FORGIVENESS OF SELF
In each course that Take Back Your Life Recovery has offered, the concept of forgiveness of self has always come up in discussion. Participants asked questions about how to move on when they cannot let go and forgive themselves. While we did the best we could to answer these huge questions in the time allotted, we knew it wasn’t sufficient. So, we started having discussions about how we worked through their own guilt and shame.
As survivors, we understand that being part of a closed system in which bounded choice is the only choice leads to poor decision-making. Knowing that, developing an answer to the question of forgiveness became a priority for us – thus, the Forgiveness of Self course was created.
The course is structured around 4 two-hour sessions (over 4 weeks) and costs $200. The maximum enrollment is 20-25 participants. There are short presentations on relevant topics, as well as plenty of time for questions and answers about the many common cult and trauma concepts that have affected each participant’s journey with forgiveness.

BEFORE EACH SESSION
Before each session, handouts and/or supplemental reading material will be sent out via email to share background information on the concepts or topics that will be discussed in the upcoming session.
Additionally, optional homework is also sent to hopefully assist you in understanding the power of the group in which you were enmeshed and to deepen your understanding of why you acted (or did not act), given the self-sealing system (or bounded-choice environment) you were in at that time.
Homework assignments help clarify how PTSD, Complex PTSD (CPTSD), and moral injury can impact survivors’ lives, as well as how to make progress regarding these difficult aspects of trauma.

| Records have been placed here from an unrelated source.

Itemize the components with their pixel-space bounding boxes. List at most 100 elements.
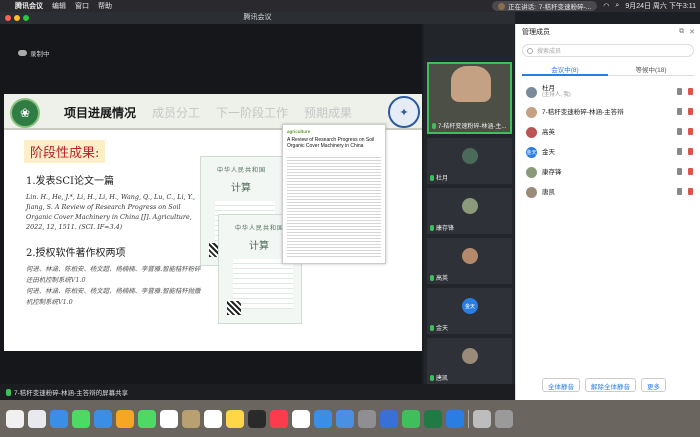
- unmute-all-button[interactable]: 解除全体静音: [585, 378, 636, 392]
- video-tile-label: 康存锋: [436, 226, 455, 232]
- slide-citation: Lin. H., He, J.*, Li, H., Li, H., Wang, …: [26, 193, 196, 231]
- trash-icon[interactable]: [495, 409, 513, 428]
- keynote-icon[interactable]: [314, 409, 332, 428]
- avatar: [526, 186, 537, 198]
- wechat-icon[interactable]: [402, 409, 420, 428]
- member-row[interactable]: 杜月 (主持人, 我): [516, 82, 700, 102]
- speaking-indicator[interactable]: 正在讲话: 7-秸秆变速粉碎-...: [492, 1, 598, 11]
- downloads-icon[interactable]: [473, 409, 491, 428]
- member-tabs: 会议中(8) 等候中(18): [522, 64, 694, 76]
- close-window-button[interactable]: [5, 15, 11, 21]
- mic-muted-icon[interactable]: [688, 188, 693, 195]
- music-icon[interactable]: [270, 409, 288, 428]
- software-item: 何进、林涵、陈柏安、杨文超、杨楠楠、李晋雅.智能秸秆粉碎还田机控制系统V1.0: [26, 265, 201, 284]
- numbers-icon[interactable]: [292, 409, 310, 428]
- search-icon[interactable]: ⌕: [615, 2, 619, 10]
- finder-icon[interactable]: [6, 409, 24, 428]
- mic-muted-icon[interactable]: [688, 148, 693, 155]
- word-icon[interactable]: [380, 409, 398, 428]
- video-tile[interactable]: 康存锋: [427, 188, 512, 234]
- member-row[interactable]: 7-秸秆变速粉碎-林涵-主答辩: [516, 102, 700, 122]
- mic-icon: [6, 388, 11, 396]
- video-tile[interactable]: 杜月: [427, 138, 512, 184]
- camera-icon[interactable]: [677, 128, 682, 135]
- mail-icon[interactable]: [94, 409, 112, 428]
- camera-icon[interactable]: [677, 148, 682, 155]
- panel-actions: 全体静音 解除全体静音 更多: [516, 378, 700, 392]
- certificate-title: 计算: [249, 241, 269, 252]
- member-search-input[interactable]: 搜索成员: [522, 44, 694, 57]
- mic-muted-icon[interactable]: [688, 108, 693, 115]
- camera-icon[interactable]: [677, 168, 682, 175]
- slide-stage-title: 阶段性成果:: [24, 140, 106, 163]
- member-row[interactable]: 高英: [516, 122, 700, 142]
- video-tile[interactable]: 唐凯: [427, 338, 512, 384]
- slide-software-list: 何进、林涵、陈柏安、杨文超、杨楠楠、李晋雅.智能秸秆粉碎还田机控制系统V1.0 …: [26, 264, 204, 308]
- date-time[interactable]: 9月24日 周六 下午3:11: [625, 1, 696, 11]
- avatar: [526, 166, 537, 178]
- mic-muted-icon[interactable]: [688, 128, 693, 135]
- member-name: 金天: [542, 148, 555, 156]
- more-button[interactable]: 更多: [641, 378, 666, 392]
- menu-help[interactable]: 帮助: [98, 1, 112, 11]
- presentation-slide: ❀ 项目进展情况 成员分工 下一阶段工作 预期成果 ✦ 阶段性成果: 1.发表S…: [4, 94, 422, 351]
- tab-in-meeting[interactable]: 会议中(8): [522, 64, 608, 76]
- tencent-meeting-icon[interactable]: [446, 409, 464, 428]
- launchpad-icon[interactable]: [28, 409, 46, 428]
- shared-screen-stage[interactable]: 录制中 ❀ 项目进展情况 成员分工 下一阶段工作 预期成果 ✦ 阶段性成果: 1…: [0, 24, 422, 384]
- mic-on-icon: [430, 274, 434, 281]
- member-row[interactable]: 唐凯: [516, 182, 700, 202]
- camera-icon[interactable]: [677, 188, 682, 195]
- contacts-icon[interactable]: [182, 409, 200, 428]
- appletv-icon[interactable]: [248, 409, 266, 428]
- excel-icon[interactable]: [424, 409, 442, 428]
- mic-muted-icon[interactable]: [688, 168, 693, 175]
- certificate-header: 中华人民共和国: [235, 226, 285, 232]
- popout-icon[interactable]: ⧉: [679, 28, 684, 36]
- safari-icon[interactable]: [50, 409, 68, 428]
- mic-on-icon: [430, 224, 434, 231]
- university-logo: ❀: [10, 98, 40, 128]
- camera-icon[interactable]: [677, 88, 682, 95]
- menu-edit[interactable]: 编辑: [52, 1, 66, 11]
- messages-icon[interactable]: [72, 409, 90, 428]
- mute-all-button[interactable]: 全体静音: [542, 378, 580, 392]
- cloud-recording-icon: [18, 50, 27, 56]
- paper-body-text: [287, 155, 381, 259]
- close-icon[interactable]: ✕: [689, 28, 695, 36]
- slide-nav: 项目进展情况 成员分工 下一阶段工作 预期成果: [56, 102, 360, 123]
- member-row[interactable]: 康存锋: [516, 162, 700, 182]
- reminders-icon[interactable]: [204, 409, 222, 428]
- settings-icon[interactable]: [358, 409, 376, 428]
- screen-share-bar[interactable]: 7-秸秆变速粉碎-林涵-主答辩的屏幕共享: [0, 384, 515, 400]
- menu-window[interactable]: 窗口: [75, 1, 89, 11]
- recording-indicator[interactable]: 录制中: [18, 48, 50, 58]
- notes-icon[interactable]: [226, 409, 244, 428]
- member-list: 杜月 (主持人, 我) 7-秸秆变速粉碎-林涵-主答辩 高英 金天 金天 康存锋 …: [516, 82, 700, 202]
- facetime-icon[interactable]: [138, 409, 156, 428]
- video-tile-label: 金天: [436, 326, 449, 332]
- video-tile-label: 唐凯: [436, 376, 449, 382]
- appstore-icon[interactable]: [336, 409, 354, 428]
- zoom-window-button[interactable]: [23, 15, 29, 21]
- menu-app-name[interactable]: 腾讯会议: [15, 1, 43, 11]
- mic-on-icon: [430, 324, 434, 331]
- participants-panel: 管理成员 ⧉ ✕ 搜索成员 会议中(8) 等候中(18) 杜月 (主持人, 我) …: [515, 24, 700, 400]
- tab-waiting[interactable]: 等候中(18): [608, 64, 694, 76]
- camera-icon[interactable]: [677, 108, 682, 115]
- wifi-icon[interactable]: ◠: [603, 2, 609, 10]
- video-tile[interactable]: 高英: [427, 238, 512, 284]
- photos-icon[interactable]: [116, 409, 134, 428]
- video-tile[interactable]: 金天 金天: [427, 288, 512, 334]
- slide-nav-progress: 项目进展情况: [64, 106, 137, 120]
- mic-muted-icon[interactable]: [688, 88, 693, 95]
- member-name: 高英: [542, 128, 555, 136]
- member-row[interactable]: 金天 金天: [516, 142, 700, 162]
- paper-first-page-image: agriculture A Review of Research Progres…: [282, 124, 386, 264]
- search-icon: [527, 48, 533, 54]
- video-tile[interactable]: 7-秸秆变速粉碎-林涵-主...: [427, 62, 512, 134]
- video-tile-label: 7-秸秆变速粉碎-林涵-主...: [438, 124, 507, 130]
- calendar-icon[interactable]: [160, 409, 178, 428]
- window-title: 腾讯会议: [243, 14, 272, 21]
- minimize-window-button[interactable]: [14, 15, 20, 21]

In this course, we walk participants through how living within a self-sealing system with a “bounded choice” mindset, acting as a deployable agent, experiencing dissociation, internal gaslighting, shame/guilt, and more work together to make unthinkable choices possible in closed systems.

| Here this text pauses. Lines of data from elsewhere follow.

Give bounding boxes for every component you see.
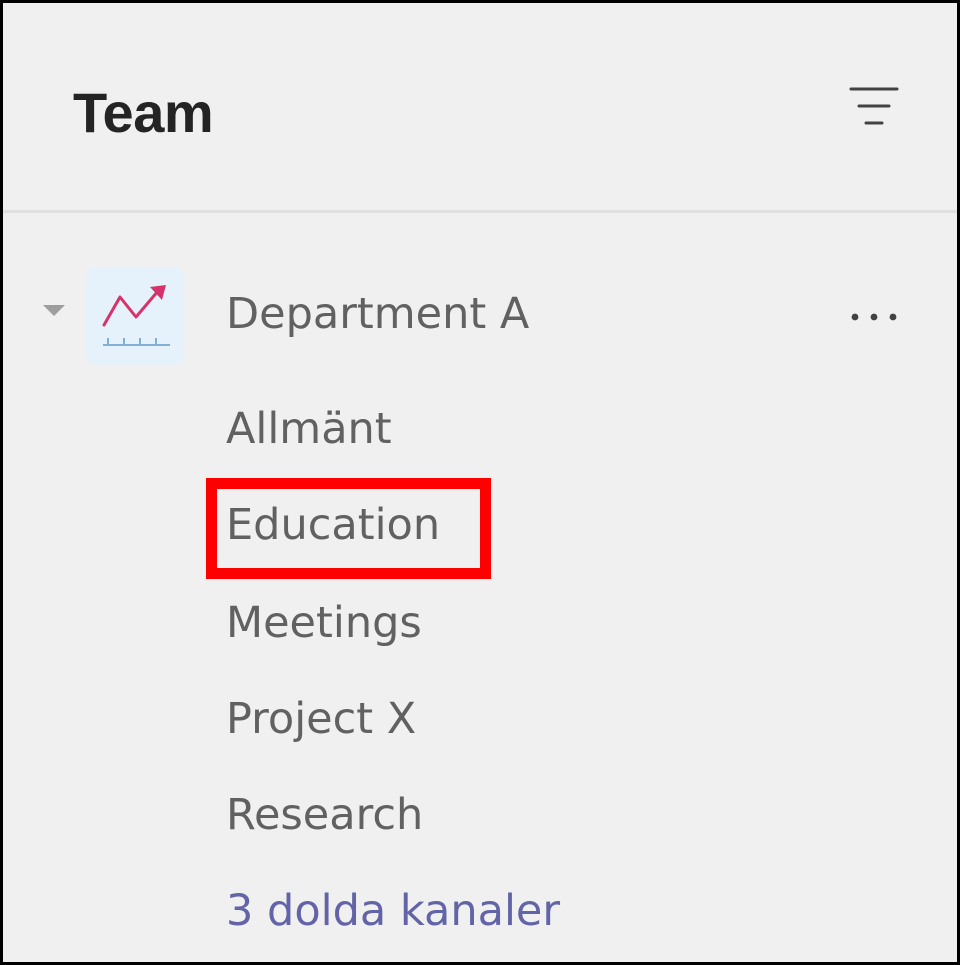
hidden-channels-link[interactable]: 3 dolda kanaler xyxy=(226,883,560,939)
teams-panel: Team Department A Allmänt Education Meet… xyxy=(0,0,960,965)
channel-allmant[interactable]: Allmänt xyxy=(226,401,392,457)
trend-chart-icon xyxy=(102,285,170,346)
filter-icon[interactable] xyxy=(839,79,909,135)
more-options-icon[interactable] xyxy=(841,295,907,339)
team-avatar xyxy=(86,267,184,365)
team-item-department-a[interactable]: Department A xyxy=(3,259,957,371)
caret-down-icon[interactable] xyxy=(39,297,69,323)
panel-header: Team xyxy=(3,3,957,213)
channel-education[interactable]: Education xyxy=(226,497,440,553)
channel-project-x[interactable]: Project X xyxy=(226,691,416,747)
channel-research[interactable]: Research xyxy=(226,787,423,843)
page-title: Team xyxy=(73,81,214,144)
channel-meetings[interactable]: Meetings xyxy=(226,595,422,651)
team-name: Department A xyxy=(226,289,530,339)
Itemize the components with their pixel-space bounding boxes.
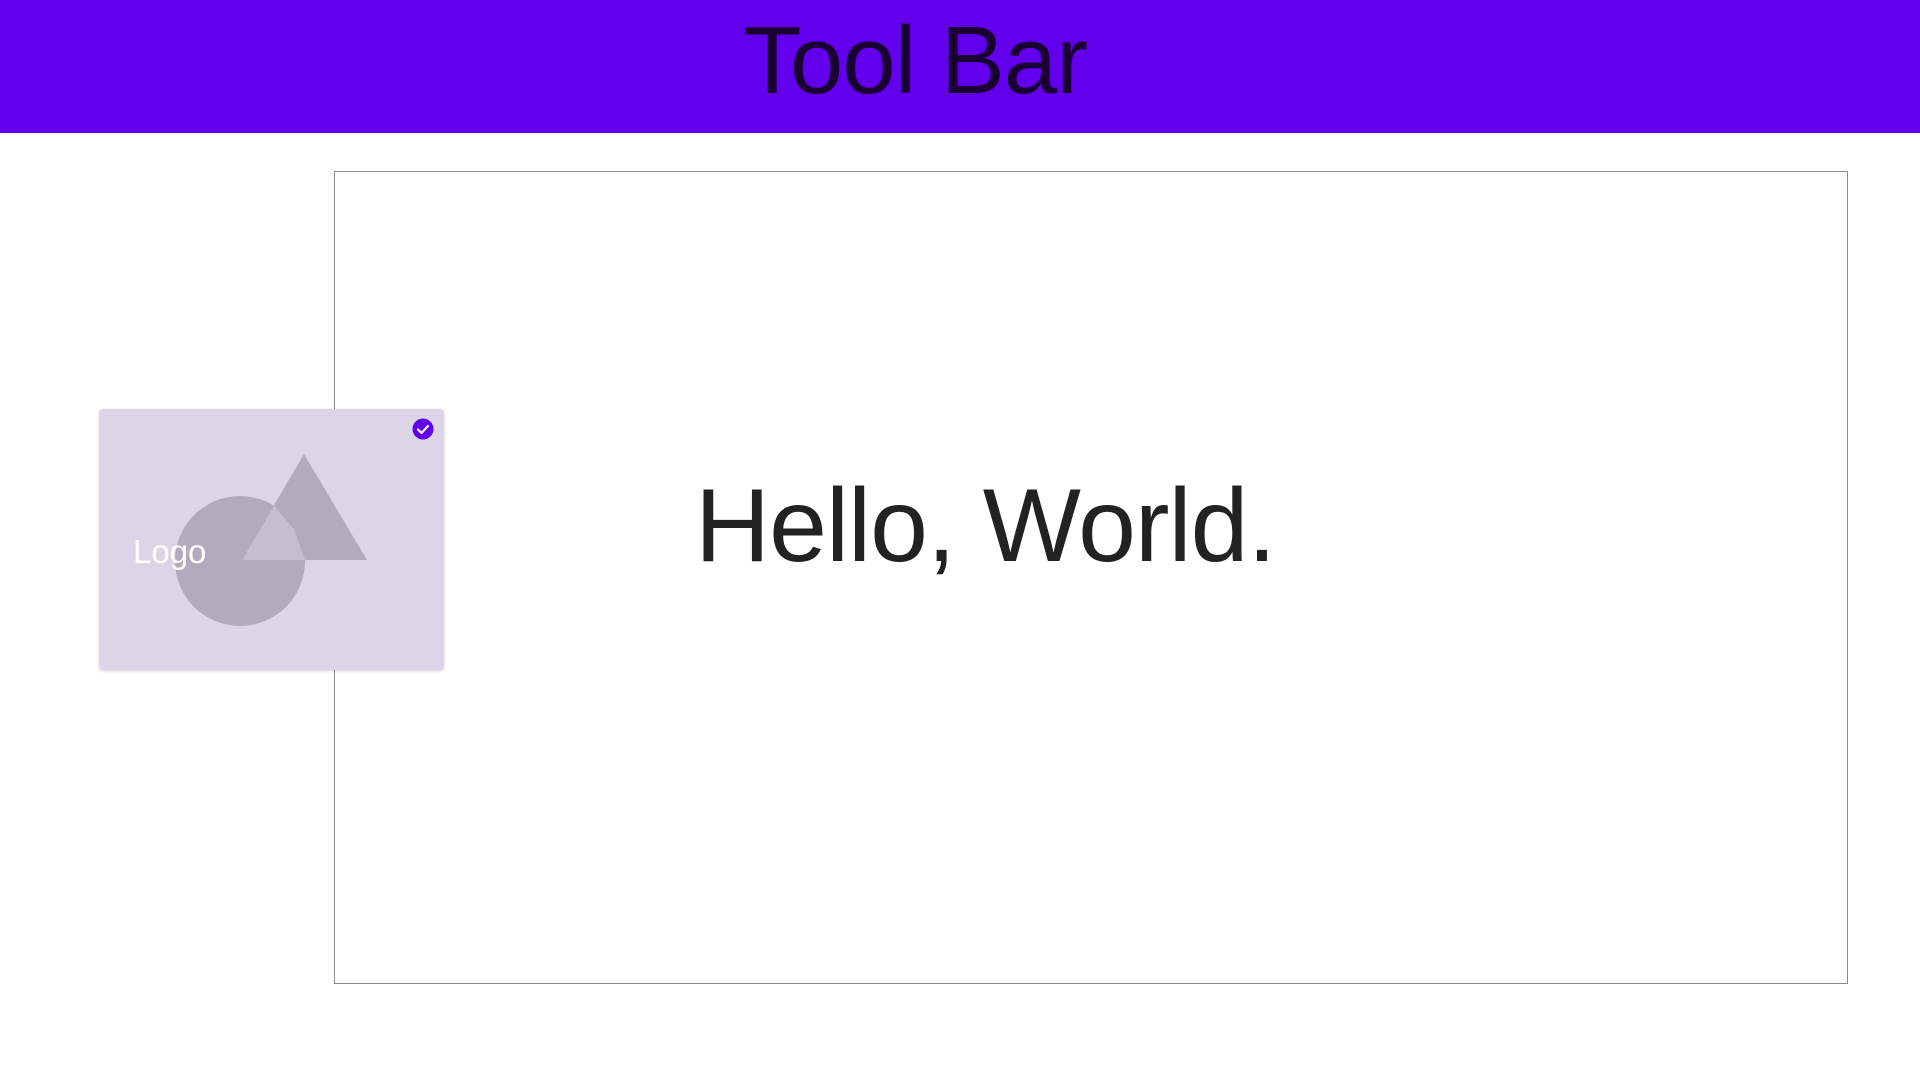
logo-label: Logo [133, 533, 207, 570]
toolbar: Tool Bar [0, 0, 1920, 133]
check-circle-icon [412, 418, 434, 440]
greeting-text: Hello, World. [695, 468, 1276, 584]
logo-image-card[interactable]: Logo [99, 409, 444, 670]
content-frame: Hello, World. [334, 171, 1848, 984]
toolbar-title: Tool Bar [742, 7, 1088, 114]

Janja, Beth, and Sally strongly believe that the combination of cult education and trauma education helps explain what happens internally and externally that allows participants to “override” their own moral codes. This deepened understanding can assist in the path to forgiveness.

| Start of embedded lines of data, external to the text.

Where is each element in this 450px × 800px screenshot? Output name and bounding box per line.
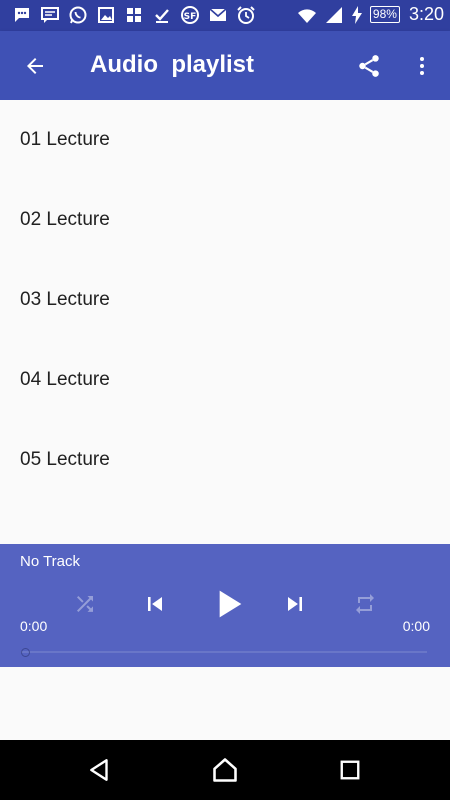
now-playing-label: No Track [20,553,81,570]
download-done-icon [152,5,172,25]
notification-icons: SF [12,5,256,25]
seek-track [21,651,427,653]
shuffle-icon [77,596,93,612]
next-button[interactable] [278,587,312,621]
page-title: Audio playlist [90,51,255,78]
share-button[interactable] [352,49,386,83]
signal-icon [324,5,344,25]
playlist-item[interactable]: 02 Lecture [0,180,450,260]
seek-thumb[interactable] [21,648,30,657]
more-vert-icon [420,57,424,75]
back-button[interactable] [18,49,52,83]
whatsapp-icon [68,5,88,25]
message-icon [40,5,60,25]
playlist-item[interactable]: 05 Lecture [0,420,450,500]
nav-back-button[interactable] [85,755,115,785]
audio-player: No Track 0:00 0:00 [0,544,450,667]
overflow-menu-button[interactable] [408,49,436,83]
charging-bolt-icon [351,5,363,25]
play-icon [219,590,242,618]
skip-next-icon [288,597,302,611]
playlist-item[interactable]: 04 Lecture [0,340,450,420]
square-recents-icon [340,760,360,780]
screen: SF 98% 3:20 Audio playlist 01 Lecture 02… [0,0,450,800]
mail-icon [208,5,228,25]
repeat-icon [356,594,374,614]
share-icon [359,55,379,77]
sf-app-icon: SF [180,5,200,25]
app-bar: Audio playlist [0,31,450,100]
image-icon [96,5,116,25]
svg-text:SF: SF [184,12,197,22]
skip-previous-icon [148,597,162,611]
current-time: 0:00 [20,618,48,634]
navigation-bar [0,740,450,800]
shuffle-button[interactable] [70,589,100,619]
status-bar: SF 98% 3:20 [0,0,450,31]
previous-button[interactable] [138,587,172,621]
playlist-item[interactable]: 01 Lecture [0,100,450,180]
chat-bubble-icon [12,5,32,25]
wifi-icon [297,5,317,25]
seek-bar[interactable] [21,646,427,658]
flag-icon [124,5,144,25]
triangle-back-icon [90,759,108,781]
nav-recents-button[interactable] [335,755,365,785]
clock: 3:20 [408,4,444,24]
play-button[interactable] [206,582,250,626]
home-icon [213,758,237,782]
alarm-icon [236,5,256,25]
total-time: 0:00 [402,618,430,634]
system-icons: 98% 3:20 [297,4,444,25]
arrow-back-icon [27,58,43,74]
playlist: 01 Lecture 02 Lecture 03 Lecture 04 Lect… [0,100,450,544]
repeat-button[interactable] [350,589,380,619]
nav-home-button[interactable] [210,755,240,785]
playlist-item[interactable]: 03 Lecture [0,260,450,340]
battery-indicator: 98% [369,6,400,23]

The purpose of guilt and shame are explored extensively. There are things for which people should feel guilty. The feeling of guilt lets us know that our behavior or actions are unacceptable to ourselves in some way. However, shame is when you accept that those actions are only your mistakes — that is, that you are the sum total of your bad choices. When you believe that you are a bad person, it makes it very difficult to do good things or be happy.
The concept of moral injury is defined and examined in the context of survivorship. Moral injury is a type of trauma that results from one’s own behaviors toward others when acting as a deployable agent for the cult, the family, the abusive program (TTI), etc. Additionally, this type of trauma could be caused by one’s inaction/ineffectiveness while witnessing something perceived as horrific happening to someone else.
Many, but not all, former members of cults, the TTI, or other narcissistic relationships become deployable agents. This occurs when a person has been so isolated from “the outside world” that the group or relationship becomes the only means of “survival” and of meeting one’s emotional needs. That bond between self and “other” becomes so important that the individual’s need for survival become secondary.
As a deployable agent, individuals become capable of behaviors that they would have never found acceptable in their former lives (or in one’s life after cult/coercive involvement). The will of the group or leader or the continuation of the ideals of the group or leader become the priority in everyday living.
While it is clear that being a deployable agent is only possible through bounded choice, we also know that many survivors have difficulty forgiving themselves for those behaviors while they were acting as a deployable agent.
Janja, Beth, and Sally strongly believe that the combination of cult education and trauma education helps explain what happens internally and externally that allows participants to “override” their own moral codes. This deepened understanding can assist in the path to forgiveness.